第3話 真実

O先輩とT枝さんが教室の片隅で楽しそうに会話をしている。

O先輩とはT枝さんの同級生であり、男気があって後輩からは頼られる人物であった。

そして、私もO先輩には一目を置いている存在だったのだ。


『だってO君ったら強引なんだもん』

T枝さんはそう笑いながらO先輩の両手を掴み、楽しそうに会話をしている様子が伺えた。

その光景を見て、私の心中は穏やかではいられない。


あの買い物での一件で、すっかりT枝さんを意識している私。

それをT枝さんは知ってか知らずか、普段通り周りに明るく振る舞うT枝さんの姿がそこにはあった。


人間の独占欲と言うのは、大なり小なり誰にでもあるのであろう。

自分のことは自分で判断が出来ないが、私はかなり独占欲が強く嫉妬深い性格で、そしてストーカー性が芽生えてもおかしくないと自覚はしていた。


ただT枝さんには『週末だけの彼氏』が今でも居て、平日は暇を持て余しているから、もう何度か私と買い物デートをしていたのである。

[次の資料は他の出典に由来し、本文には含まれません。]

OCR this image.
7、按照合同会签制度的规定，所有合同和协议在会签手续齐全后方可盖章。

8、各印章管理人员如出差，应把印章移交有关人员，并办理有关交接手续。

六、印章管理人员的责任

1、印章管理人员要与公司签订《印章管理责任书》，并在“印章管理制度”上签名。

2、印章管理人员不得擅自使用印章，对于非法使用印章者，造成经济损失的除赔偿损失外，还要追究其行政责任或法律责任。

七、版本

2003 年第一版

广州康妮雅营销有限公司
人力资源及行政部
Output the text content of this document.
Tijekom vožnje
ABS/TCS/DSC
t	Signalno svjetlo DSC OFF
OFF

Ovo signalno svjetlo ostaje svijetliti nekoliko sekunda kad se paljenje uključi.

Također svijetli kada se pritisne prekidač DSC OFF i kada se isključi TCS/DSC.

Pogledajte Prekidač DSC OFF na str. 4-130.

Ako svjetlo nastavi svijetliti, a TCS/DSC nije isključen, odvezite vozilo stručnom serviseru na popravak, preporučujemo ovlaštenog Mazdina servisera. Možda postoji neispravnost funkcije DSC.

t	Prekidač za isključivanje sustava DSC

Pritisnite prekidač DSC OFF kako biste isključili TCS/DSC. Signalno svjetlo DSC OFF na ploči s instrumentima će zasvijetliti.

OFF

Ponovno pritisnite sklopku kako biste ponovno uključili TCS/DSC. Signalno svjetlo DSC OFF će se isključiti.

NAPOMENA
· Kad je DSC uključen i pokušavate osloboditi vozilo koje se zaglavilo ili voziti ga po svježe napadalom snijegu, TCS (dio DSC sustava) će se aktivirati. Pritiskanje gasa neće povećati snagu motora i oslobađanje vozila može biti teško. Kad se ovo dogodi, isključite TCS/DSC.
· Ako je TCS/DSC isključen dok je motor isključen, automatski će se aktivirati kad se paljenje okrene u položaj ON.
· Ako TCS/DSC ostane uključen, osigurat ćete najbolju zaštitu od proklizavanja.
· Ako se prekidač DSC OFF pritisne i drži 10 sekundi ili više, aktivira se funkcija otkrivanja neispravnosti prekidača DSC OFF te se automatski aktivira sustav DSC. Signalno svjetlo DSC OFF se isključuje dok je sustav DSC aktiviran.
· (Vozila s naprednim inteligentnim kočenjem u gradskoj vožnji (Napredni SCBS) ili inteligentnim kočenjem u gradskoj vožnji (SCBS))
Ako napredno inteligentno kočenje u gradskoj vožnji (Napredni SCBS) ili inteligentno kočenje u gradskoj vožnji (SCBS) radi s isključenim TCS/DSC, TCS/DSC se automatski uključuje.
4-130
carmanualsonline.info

そして決まって帰りの車中で、彼女とは大人の挨拶を交わしていたのだ。


ある日の夜、T枝さんから連絡があり迎えに来て欲しいとのこと。

彼女の指定する駅へ迎えに行くと、彼女は泥酔した状態だった。

そして、彼女は私の車に乗り込むと、いきなり私に抱き着いてこう言った


『抱いて欲しいの・・・』


私が憧れの彼女から誘われて断る理由はあるはずもない。

彼女に言われるがまま、二人はその夜に初めて結ばれた。


しかし、どう言う心境で彼女が私に迫ったのか理由を聞くことも無かった。

彼女は私の人生で初めての相手であったが、私を誘った理由などどうでもいいと思っていたのだ。


『TETSUO君、今夜も空いてる?』

それからと言うもの、彼女から誘われるがまま、私は彼女の週末彼氏を意識することもあったが、女性として彼女の魅力に溺れていったのである。


『いつでも空いてますから大丈夫ですよ(笑)』

好きな人と一緒に居ると楽しいとか恋しいとか、そんな恋愛感情が芽生えるものだと思っていた。

しかし、私がT枝さんと一緒に居ると虚しさが心を支配することが多かった。


それは彼女には好きな彼氏が居るという真実と、そして私の存在をどう思っているか聞かされていないからだ。

初めは一緒にいるだけで多くを望まないつもりでいた。

だが、私にも人並みの恋愛感情が芽生えて来たのであろう。


もしも願いが叶うなら、彼女も私と同じ気持ちでいて欲しい。

そして二人だけの純愛な関係になりたいと望んだのだ。

でも、その願いは簡単に打ち砕かれる日が訪れるのである。


ある日の午後に同級生たちが噂話をしていた。

『O先輩とT枝さんがホテルへ行った噂』である。


私は鈍感であったが、O先輩とならその状況はあり得るであろうとも思った。

何故ならお互いがお似合いのカップルに見えるからだ。

その真実を突きつけられると私の胸は張り裂けそうになった。


でも、私の心の中ではどういう真実であっても、何故かT枝さんと別れたくないと思う気持ちが一番勝っていたのである。


その日の夜もT枝さんとディナーへ出掛け、そして彼女から真実を聞くことになる。